En el caso de Los odiosos ocho daba la sensación de que el guión había sido gestado en un retiro espiritual mexicano, bien servido de tequila, marihuana, y habiéndose rodeado de la colección completa de novelas de Agatha Christie. Para colmo, se permitió el capricho de rodar en formato Ultra Panavision 70, porque podía permitírselo y así lo hizo, pero sin que hubiera más justificación que el deseo del director de filmar del mismo modo que se hizo en algunas de sus películas favoritas. Ultra Panavision 70, que se utilizó por última vez en 1966 en el rodaje de Kartum, emplea lentes anamórficas a diferencia de las lentes esféricas tradicionales para crear una espectacular relación de aspecto panorámica de 2.76:1. Y precisamente por eso digo que fue un capricho, porque en una película que transcurre en su mayoría en interiores no tenía mucho sentido su utilización, ni como elemento al servicio de la narrativa fotográfica, ni justificación técnica más allá de constituir una excentricidad que no aportaba nada.

Con Érase una vez... en Hollywood Tarantino ejecuta un discurso fílmico de viaje al centro del cine, a su esencia e idiosincrasia, con sus luces y sus sombras, su épica y su miseria. Es una fábula metacinematográfica, donde da rienda suelta a todos sus fetiches

e influencias; en el que la violencia, por una vez, queda relegada sabiamente a un segundo plano hasta que llega el momento de recurrir a ella, con toda la brutalidad y crudeza a la que nos tiene acostumbrados.

Probablemente su mayor virtud, aparte de ser técnicamente una producción impecable, es haber conseguido como director que las figuras de Pitt y Di Caprio logren desprender una química imponente que sostiene la película de principio a fin. No es redonda, pero acaricia en varios momentos la genialidad de las piezas en las que un creador parece haber dado con la tecla para dejar constancia de su genio.

Se podría decir que está dividida en tres actos, a pesar de que esa separación no aparece indicada formalmente en la cinta. El primero es fantástico. El segundo no está mal, pero le sobra metraje.
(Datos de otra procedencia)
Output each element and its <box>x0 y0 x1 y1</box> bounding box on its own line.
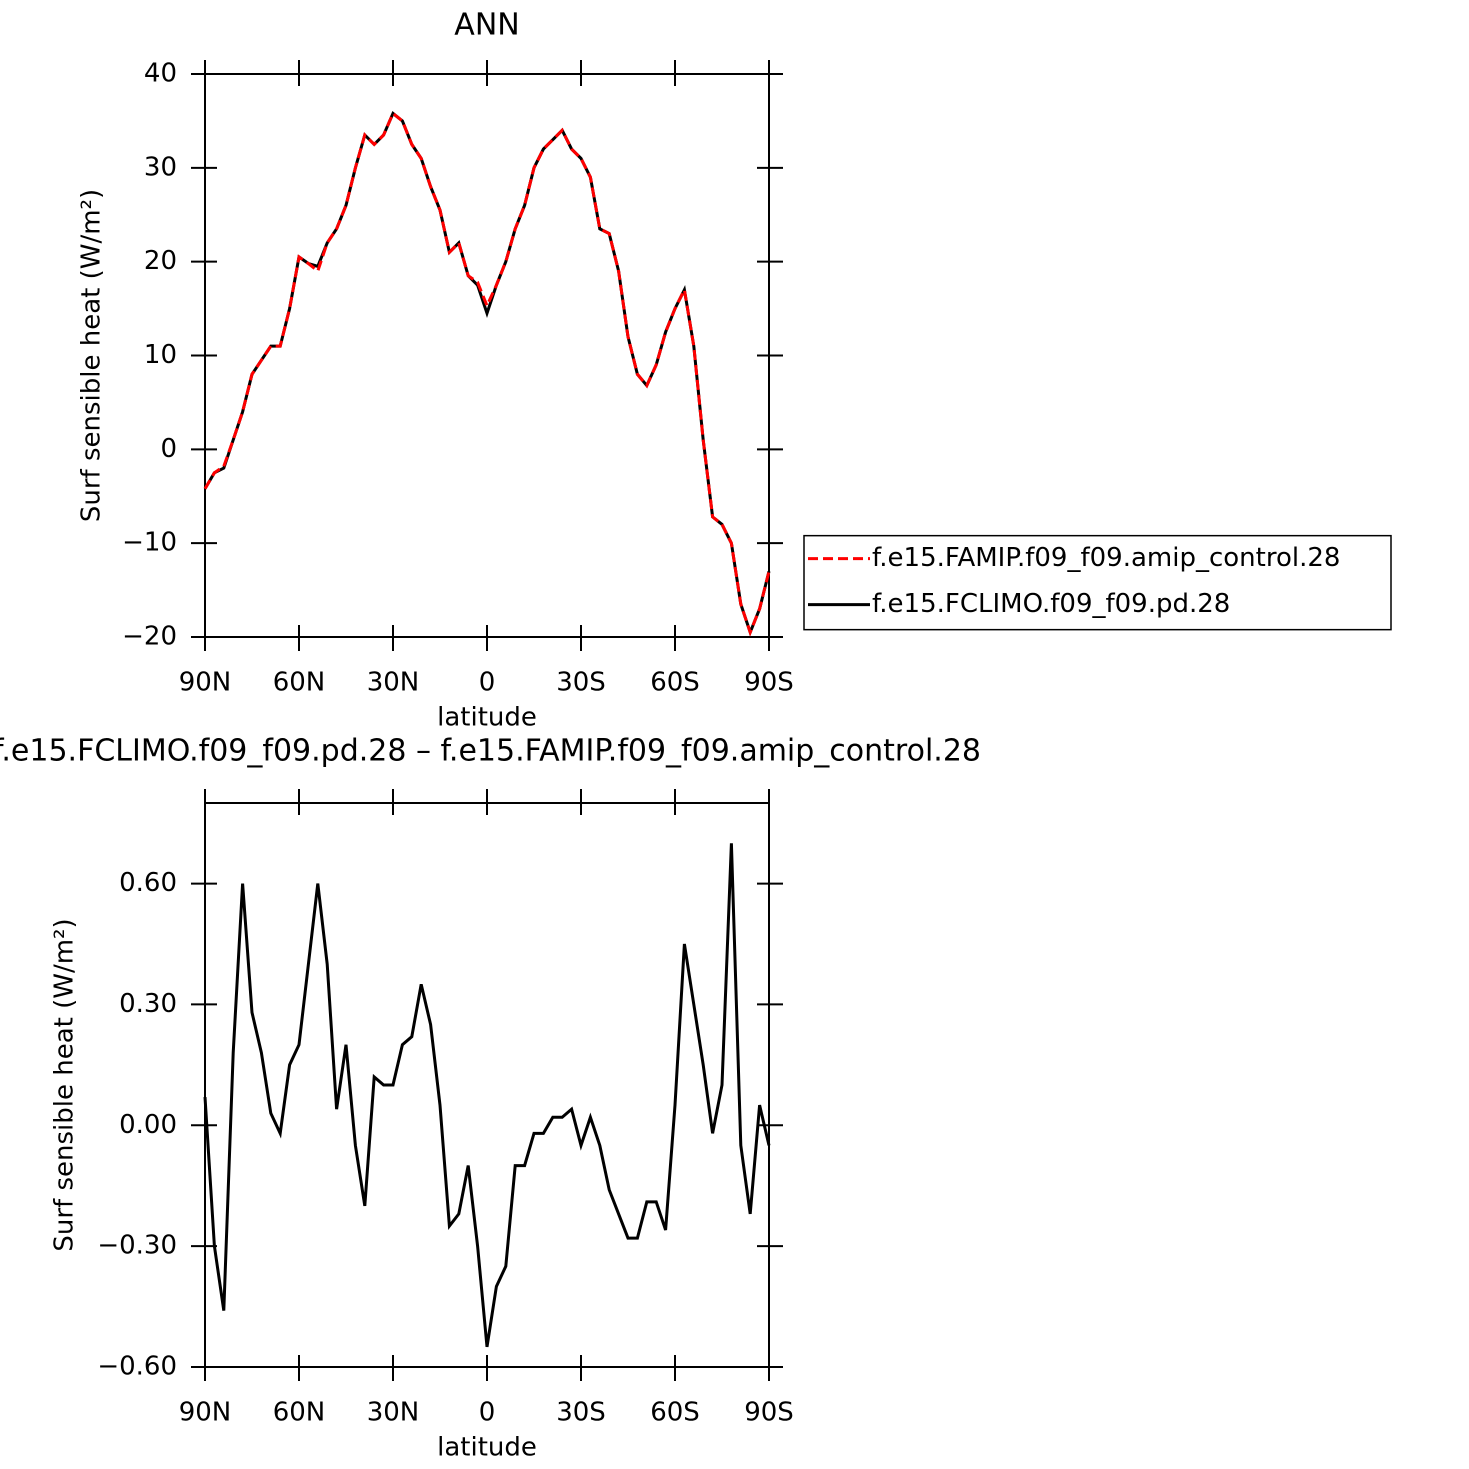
y-tick-label: 0.00 <box>119 1110 177 1140</box>
y-tick-label: 0.30 <box>119 989 177 1019</box>
legend-label: f.e15.FAMIP.f09_f09.amip_control.28 <box>872 543 1340 573</box>
x-tick-label: 30S <box>556 668 606 698</box>
x-tick-label: 30S <box>556 1398 606 1428</box>
data-line <box>203 843 771 1348</box>
y-tick-label: 0 <box>160 434 177 464</box>
chart-title: ANN <box>454 8 519 43</box>
x-tick-label: 0 <box>479 668 496 698</box>
y-tick-label: 10 <box>144 340 177 370</box>
x-tick-label: 60S <box>650 668 700 698</box>
x-tick-label: 30N <box>367 668 420 698</box>
y-tick-label: −10 <box>122 528 177 558</box>
x-tick-label: 0 <box>479 1398 496 1428</box>
y-tick-label: 0.60 <box>119 868 177 898</box>
y-tick-label: −0.30 <box>97 1231 177 1261</box>
y-tick-label: 40 <box>144 59 177 89</box>
y-tick-label: 30 <box>144 152 177 182</box>
legend-label: f.e15.FCLIMO.f09_f09.pd.28 <box>872 589 1230 619</box>
x-tick-label: 30N <box>367 1398 420 1428</box>
y-tick-label: 20 <box>144 246 177 276</box>
x-tick-label: 90N <box>179 1398 232 1428</box>
x-tick-label: 60N <box>273 1398 326 1428</box>
x-tick-label: 90S <box>744 668 794 698</box>
y-tick-label: −20 <box>122 622 177 652</box>
plot-frame <box>204 802 770 1368</box>
x-axis-label: latitude <box>437 703 537 733</box>
x-axis-label: latitude <box>437 1433 537 1463</box>
x-tick-label: 60S <box>650 1398 700 1428</box>
chart-title: f.e15.FCLIMO.f09_f09.pd.28 – f.e15.FAMIP… <box>0 734 981 769</box>
y-tick-label: −0.60 <box>97 1352 177 1382</box>
data-line <box>203 111 771 637</box>
x-tick-label: 90S <box>744 1398 794 1428</box>
x-tick-label: 60N <box>273 668 326 698</box>
y-axis-label: Surf sensible heat (W/m²) <box>50 918 80 1251</box>
plot-frame <box>204 73 770 638</box>
y-axis-label: Surf sensible heat (W/m²) <box>77 189 107 522</box>
data-line <box>203 111 771 637</box>
legend-box <box>803 534 1392 631</box>
x-tick-label: 90N <box>179 668 232 698</box>
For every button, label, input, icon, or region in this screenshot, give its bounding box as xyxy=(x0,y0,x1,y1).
El tercero... EL TERCERO ES JODIDAMENTE BRUTAL. No defraudará a aquellos que disfrutan con las tracas finales a las que nos tiene acostumbrados el norteamericano. Se nota que se lo ha pasado en grande rodándola. Es divertida, grotesca por momentos, pero terriblemente romántica cuando da rienda suelta a los homenajes que hace a una época crucial del audiovisual y de la cultura pop.

El guión, a pesar de contar con algunas lagunas, está a la altura. No son sus mejores diálogos, pero cuenta con algunos de los flashbacks más desternillantes de su carrera. Siempre echaré de menos la impresionante fotografía de Andrzej Sekuła, el responsable de los ambientes y las texturas de Reservoir dogs y Pulp fiction. Pero el trabajo tras la cámara de Robert Richardson, que, salvo en Death proof, ha sido el cinefotógrafo de confianza de Tarantino desde Kill Bill, es impresionante.

Érase una vez... en Hollywood es un cuento hollywodiense en el que Quentin Tarantino fabula con las luces y las sombras de una época y una industria que conoce a la perfección; por eso se permite hacer lo que quiere, cambiar la historia a su antojo para entregar un trabajo que si hubiera visto recortado su metraje en media hora habría ganado en contundencia. No es una obra maestra, ni falta que hace. Constituye una carta de amor al audiovisual de un tipo que echó los dientes como protorealizador en un videoclub, entre cintas de serie Z, películas de kung fu y series americanas donde iban a morir, como a un cementerio de elefantes, las leyendas del celuloide a las que se les había acabado la buena estrella. Es divertida, brutal cuando tiene que serlo, y un compendio de los posos e influencias de un tipo que se divierte horrores haciendo cine.

No salgan de la sala hasta que terminen los títulos de crédito. Es solo un consejo.